25-01-2018
Dans ce volume, nous souhaitons présenter des analyses touchant l’épistémologie des sciences humaines conduites à partir du cadre théorique offert par la pensée de Norbert Elias et solidaires de réflexions relatives à l’histoire des sciences humaines, les deux perspectives étant, dans notre esprit, plus complémentaires qu’exclusives.

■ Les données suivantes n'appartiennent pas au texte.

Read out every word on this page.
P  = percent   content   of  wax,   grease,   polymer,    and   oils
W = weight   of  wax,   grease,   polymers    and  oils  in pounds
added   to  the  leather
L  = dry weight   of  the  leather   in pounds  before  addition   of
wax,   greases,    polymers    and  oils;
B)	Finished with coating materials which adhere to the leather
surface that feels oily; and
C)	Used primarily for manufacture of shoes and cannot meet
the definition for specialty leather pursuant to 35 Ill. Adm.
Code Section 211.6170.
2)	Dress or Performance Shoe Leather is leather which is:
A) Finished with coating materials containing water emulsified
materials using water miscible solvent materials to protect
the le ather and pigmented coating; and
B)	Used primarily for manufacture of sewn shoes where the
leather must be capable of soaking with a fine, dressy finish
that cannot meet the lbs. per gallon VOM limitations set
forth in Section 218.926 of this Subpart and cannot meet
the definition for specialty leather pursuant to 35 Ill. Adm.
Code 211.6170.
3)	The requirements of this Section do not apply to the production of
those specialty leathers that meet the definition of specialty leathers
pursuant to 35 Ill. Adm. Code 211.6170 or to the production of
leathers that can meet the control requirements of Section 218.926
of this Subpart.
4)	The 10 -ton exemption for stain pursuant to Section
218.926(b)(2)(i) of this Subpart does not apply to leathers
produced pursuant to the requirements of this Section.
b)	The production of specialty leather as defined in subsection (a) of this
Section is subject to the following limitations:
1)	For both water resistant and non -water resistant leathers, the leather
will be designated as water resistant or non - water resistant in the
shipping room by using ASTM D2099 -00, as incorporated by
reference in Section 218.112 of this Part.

On pense ainsi faire valoir l’intérêt de l’œuvre et de la pensée d’Elias pour un questionnement touchant l’articulation des différentes sciences humaines. Si ce projet d’intersections fut un temps novateur à l’égard des pratiques traditionnellement monodisciplinaires, il est devenu un lieu commun de la recherche, où il n’y a plus de discours ni d’équipe qui ne se veuillent trans- ou pluri- ou inter-disciplinaires et où la contestation des frontières entre disciplines est devenue monnaie courante. À cet égard, la théorie éliasienne peut donner les moyens conceptuels d’étayer ou de justifier une telle déclaration d’intentions. En effet, le discours d’Elias, qui peut se définir tantôt comme « sociologie historique » - « sociogenèse de la modernité », serait plus exacte – tantôt comme « psychologie sociale », théorise et met en œuvre une collaboration entre sociologie, histoire et psychologie. La théorie du processus de civilisation exige d’inscrire l’étude des sociétés humaines dans le cadre historique de leur développement sur la longue durée. En outre, la sociogenèse doit s’accompagner d’une psychogenèse des représentations. Elias, de façon élective, a en effet soulevé le problème de l’articulation entre inscription sociale et économie psychique. Il peut ainsi nous aider à donner consistance à des recherches et à des travaux se situant à l’intersection des différentes disciplines. D’abord, parce qu’il a poussé loin l’analyse des errements auxquels nous conduit la parcélarité ou le cloisonnement des savoirs et des pratiques. Ensuite, parce qu’il a mis lui-même en œuvre des recherches pluridisciplinaires qui se sont révélées fructueuses : à l’intersection de la sociologie et de l’histoire, d’une part, et, d’autre part, au croisement de la sociologie et de la psychologie. Nous verrons cependant qu’Elias peut également offrir des arguments pour penser ce qui résiste au syncrétisme voire à l’œcuménisme disciplinaire. Critique impitoyable de la philosophie, il semble par exemple exclure celle-ci de son projet scientifique. Il y a donc à ses yeux des murs disciplinaires solides et des divergences méthodologiques indépassables. Il opposera toujours ainsi sa sociologie historique fondée sur des données empiriques et la spéculation philosophique ou « métaphysique ».
Voir Elias et les disciplines, Tours, Presses universitaires François Rabelais, à paraître (avril 2018) avec les textes de Stéphane Dufoix, Florence Delmotte, Florence Hulak, Claire Pagès et Arnault Skornicki.